Micrologies

Daniel Defoe : titres


Les titres des romans de Daniel Defoe sont plus que des titres : des prière-d’insérer, de véritables prospectus publicitaires. Par exemple :

La Vie, les Aventures et les Pirateries du fameux Capitaine Singleton : contenant un récit de la manière dont il fut abandonné sur le rivage de Madagascar ; son établissement en cet endroit, avec une description du pays et de ses habitants ; sa traversée en pirogue de Madagascar au continent africain ; avec un exposé des coutumes et des mœurs des peuples ; comment il échappa miraculeusement aux barbares indigènes et aux bêtes sauvages ; sa rencontre avec un Anglais, citoyen de Londres, parmi les Indiens ; les grandes richesses qu’il acquit, et son retour en Angleterre ; et aussi comment le Capitaine Singleton recommença à naviguer, avec un récit de ses nombreuses aventures et pirateries avec le fameux Capitaine Avery et d’autres (trad.
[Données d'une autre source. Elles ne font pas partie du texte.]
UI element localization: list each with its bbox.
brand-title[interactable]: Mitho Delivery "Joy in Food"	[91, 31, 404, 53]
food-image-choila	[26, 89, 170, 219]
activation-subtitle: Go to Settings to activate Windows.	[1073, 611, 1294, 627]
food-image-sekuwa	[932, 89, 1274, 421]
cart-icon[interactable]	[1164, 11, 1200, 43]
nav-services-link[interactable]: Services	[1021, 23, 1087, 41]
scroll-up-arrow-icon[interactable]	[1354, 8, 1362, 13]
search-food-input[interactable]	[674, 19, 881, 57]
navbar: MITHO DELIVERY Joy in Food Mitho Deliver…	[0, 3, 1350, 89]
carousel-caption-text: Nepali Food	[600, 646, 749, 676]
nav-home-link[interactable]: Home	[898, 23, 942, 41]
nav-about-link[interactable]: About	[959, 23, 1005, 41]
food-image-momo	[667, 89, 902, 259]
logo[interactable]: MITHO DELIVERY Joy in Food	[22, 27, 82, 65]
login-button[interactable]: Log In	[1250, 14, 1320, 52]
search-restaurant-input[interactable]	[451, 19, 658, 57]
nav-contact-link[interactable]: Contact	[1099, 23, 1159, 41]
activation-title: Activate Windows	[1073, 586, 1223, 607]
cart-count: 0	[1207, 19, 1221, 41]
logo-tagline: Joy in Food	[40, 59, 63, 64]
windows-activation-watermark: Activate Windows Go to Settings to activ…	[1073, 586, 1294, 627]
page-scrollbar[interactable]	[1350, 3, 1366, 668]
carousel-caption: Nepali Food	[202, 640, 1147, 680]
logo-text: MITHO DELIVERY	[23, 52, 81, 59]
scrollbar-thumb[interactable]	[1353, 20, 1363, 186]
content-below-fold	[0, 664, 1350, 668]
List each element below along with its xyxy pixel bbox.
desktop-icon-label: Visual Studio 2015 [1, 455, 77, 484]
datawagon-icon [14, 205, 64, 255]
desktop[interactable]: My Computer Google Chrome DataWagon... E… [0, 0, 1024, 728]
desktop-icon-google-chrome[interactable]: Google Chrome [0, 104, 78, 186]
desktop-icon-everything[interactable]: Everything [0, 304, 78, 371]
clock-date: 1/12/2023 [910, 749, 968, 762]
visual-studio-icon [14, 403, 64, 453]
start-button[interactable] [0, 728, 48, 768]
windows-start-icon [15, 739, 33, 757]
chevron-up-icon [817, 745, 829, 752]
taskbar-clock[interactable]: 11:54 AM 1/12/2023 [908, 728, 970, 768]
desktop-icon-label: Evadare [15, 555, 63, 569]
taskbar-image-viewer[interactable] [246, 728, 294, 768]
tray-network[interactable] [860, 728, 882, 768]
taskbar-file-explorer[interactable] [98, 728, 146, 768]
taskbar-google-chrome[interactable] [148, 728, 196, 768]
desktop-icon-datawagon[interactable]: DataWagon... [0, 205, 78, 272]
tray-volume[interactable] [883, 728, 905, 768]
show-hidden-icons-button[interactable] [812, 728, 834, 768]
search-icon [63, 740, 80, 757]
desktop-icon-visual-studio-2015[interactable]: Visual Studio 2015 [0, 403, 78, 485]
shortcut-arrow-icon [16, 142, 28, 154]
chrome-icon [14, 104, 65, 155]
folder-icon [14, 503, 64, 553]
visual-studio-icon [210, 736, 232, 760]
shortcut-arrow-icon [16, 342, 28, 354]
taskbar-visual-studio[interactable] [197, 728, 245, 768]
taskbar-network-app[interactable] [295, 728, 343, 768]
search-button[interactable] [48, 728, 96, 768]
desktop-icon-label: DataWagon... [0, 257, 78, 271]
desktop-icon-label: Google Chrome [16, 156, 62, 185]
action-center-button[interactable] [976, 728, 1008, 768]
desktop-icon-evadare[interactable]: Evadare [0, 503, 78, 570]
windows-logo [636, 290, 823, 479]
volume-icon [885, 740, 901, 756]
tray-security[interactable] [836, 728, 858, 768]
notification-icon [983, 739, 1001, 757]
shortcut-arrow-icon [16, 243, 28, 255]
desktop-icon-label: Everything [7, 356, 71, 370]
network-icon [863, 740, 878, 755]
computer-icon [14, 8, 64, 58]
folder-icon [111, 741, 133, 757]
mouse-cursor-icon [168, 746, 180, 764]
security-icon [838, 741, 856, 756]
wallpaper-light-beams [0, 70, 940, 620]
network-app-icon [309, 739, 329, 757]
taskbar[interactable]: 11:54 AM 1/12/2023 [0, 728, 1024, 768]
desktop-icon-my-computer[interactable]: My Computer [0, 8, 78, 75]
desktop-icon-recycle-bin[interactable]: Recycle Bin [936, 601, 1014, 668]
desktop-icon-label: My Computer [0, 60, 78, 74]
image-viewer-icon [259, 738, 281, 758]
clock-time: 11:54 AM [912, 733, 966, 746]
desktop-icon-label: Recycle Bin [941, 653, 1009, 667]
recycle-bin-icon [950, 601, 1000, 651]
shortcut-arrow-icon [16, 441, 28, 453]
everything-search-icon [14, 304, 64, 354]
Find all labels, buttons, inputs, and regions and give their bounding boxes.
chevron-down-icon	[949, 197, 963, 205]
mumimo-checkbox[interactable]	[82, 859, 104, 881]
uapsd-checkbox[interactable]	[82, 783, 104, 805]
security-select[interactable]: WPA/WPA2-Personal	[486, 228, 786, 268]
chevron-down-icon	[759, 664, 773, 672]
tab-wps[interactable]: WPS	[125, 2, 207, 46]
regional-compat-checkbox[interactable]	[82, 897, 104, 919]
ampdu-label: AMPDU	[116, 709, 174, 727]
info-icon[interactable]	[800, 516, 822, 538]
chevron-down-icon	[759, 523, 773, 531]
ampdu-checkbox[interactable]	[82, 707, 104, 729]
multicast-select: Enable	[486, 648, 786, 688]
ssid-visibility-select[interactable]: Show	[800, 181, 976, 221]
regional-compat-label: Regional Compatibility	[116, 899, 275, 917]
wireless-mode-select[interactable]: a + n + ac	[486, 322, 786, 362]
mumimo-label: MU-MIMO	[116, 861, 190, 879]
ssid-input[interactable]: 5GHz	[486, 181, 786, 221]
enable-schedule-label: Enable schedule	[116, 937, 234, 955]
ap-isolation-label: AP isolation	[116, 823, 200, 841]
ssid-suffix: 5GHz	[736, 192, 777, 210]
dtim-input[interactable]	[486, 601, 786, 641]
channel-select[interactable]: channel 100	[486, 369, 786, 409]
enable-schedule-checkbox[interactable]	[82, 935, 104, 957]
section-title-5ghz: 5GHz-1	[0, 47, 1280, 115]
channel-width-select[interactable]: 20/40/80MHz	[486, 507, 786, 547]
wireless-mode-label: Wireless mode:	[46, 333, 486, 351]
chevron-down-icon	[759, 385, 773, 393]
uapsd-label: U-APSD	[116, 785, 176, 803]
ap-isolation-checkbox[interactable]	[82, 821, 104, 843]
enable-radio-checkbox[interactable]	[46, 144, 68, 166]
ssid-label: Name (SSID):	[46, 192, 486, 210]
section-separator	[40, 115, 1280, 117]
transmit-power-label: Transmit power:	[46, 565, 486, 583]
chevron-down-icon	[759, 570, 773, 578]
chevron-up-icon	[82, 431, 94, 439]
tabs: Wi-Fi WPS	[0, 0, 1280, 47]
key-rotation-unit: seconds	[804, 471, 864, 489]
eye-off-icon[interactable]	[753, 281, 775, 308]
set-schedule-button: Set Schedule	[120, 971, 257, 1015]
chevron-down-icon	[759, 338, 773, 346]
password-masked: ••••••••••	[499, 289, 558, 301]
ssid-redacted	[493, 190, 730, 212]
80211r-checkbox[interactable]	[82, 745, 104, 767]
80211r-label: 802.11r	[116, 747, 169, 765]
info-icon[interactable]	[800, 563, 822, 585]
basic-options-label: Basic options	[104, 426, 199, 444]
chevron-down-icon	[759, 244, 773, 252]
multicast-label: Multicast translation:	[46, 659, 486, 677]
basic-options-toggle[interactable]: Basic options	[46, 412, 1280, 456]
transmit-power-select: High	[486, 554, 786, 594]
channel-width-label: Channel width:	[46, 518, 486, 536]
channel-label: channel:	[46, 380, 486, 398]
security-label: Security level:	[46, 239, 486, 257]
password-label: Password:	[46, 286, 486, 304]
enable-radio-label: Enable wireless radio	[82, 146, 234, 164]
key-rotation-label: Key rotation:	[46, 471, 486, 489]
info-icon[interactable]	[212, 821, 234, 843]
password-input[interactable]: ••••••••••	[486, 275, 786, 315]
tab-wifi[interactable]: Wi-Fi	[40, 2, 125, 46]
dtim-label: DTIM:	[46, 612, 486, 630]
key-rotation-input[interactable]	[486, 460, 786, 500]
Fr. Ledoux).

Après ce luxe de détails, est-il encore nécessaire de lire le récit qui suit ? Cette démarche « publicitaire » n’a rien d’étonnant chez ce polygraphe, contraint à une production abondante (et alimentaire), et que l’on pourrait comparer, en France, à Prévost ou Lesage.

En comparaison, le titre de Moll Flanders semble sobre :

Heurs et Malheurs de la célèbre Moll Flanders, qui naquit à Newgate [prison londonienne], et, pendant une vie continuellement variée qui dura soixante ans, en plus de son enfance, fut douze ans une catin, cinq fois une épouse (dont une fois celle de son propre frère), douze ans une voleuse, huit ans déportée pour ses crimes en Virginie, et enfin devint très riche, vécut honnête et mourut pénitente. D’après ses propres mémorandums (trad. M. Schwob).

Bien sûr on y trouve des éléments d’accroche à l’adresse du lecteur : parfum de scandale (catin, épouse incestueuse, voleuse, déportée), mais aussi traits de moralité (« honnête », « pénitente »). Cependant, ce qui frappe plus encore, c’est l’étrange comptabilité à laquelle se livre l’auteur, et qui ne vise pas seulement à exciter la curiosité. En effet, elle correspond à celle que, dans le roman, Moll elle-même passe son temps à établir, calculant les années, les hommes (nombreux) avec qui elle a vécu, et surtout l’état (très variable) de ses finances, dont elle tient le compte le plus exact. Cette dimension économique n’est pas la moins intéressante du roman : l’argent est la motivation principale des agissements du personnage, le plus souvent en-dehors de toute considération morale ; sa richesse finale apparaît même comme un élément de rédemption, tout comme celle du capitaine Singleton. Cette femme, bien que marginale et amorale, représente parfaitement la mentalité d’une société libérale telle qu’elle se développe alors en Angleterre. Le soin avec lequel Defoe fait tenir ses comptes à son héroïne (comptes financiers mais aussi examens de conscience), dans ce qui apparaît comme une sorte de « livre de raison » rappelle, mutatis mutandis, la minutie avec laquelle, dans les années 1660, Samuel Pepys notait dans son fameux Journal ses rentrées d’argent et ses écarts extraconjugaux.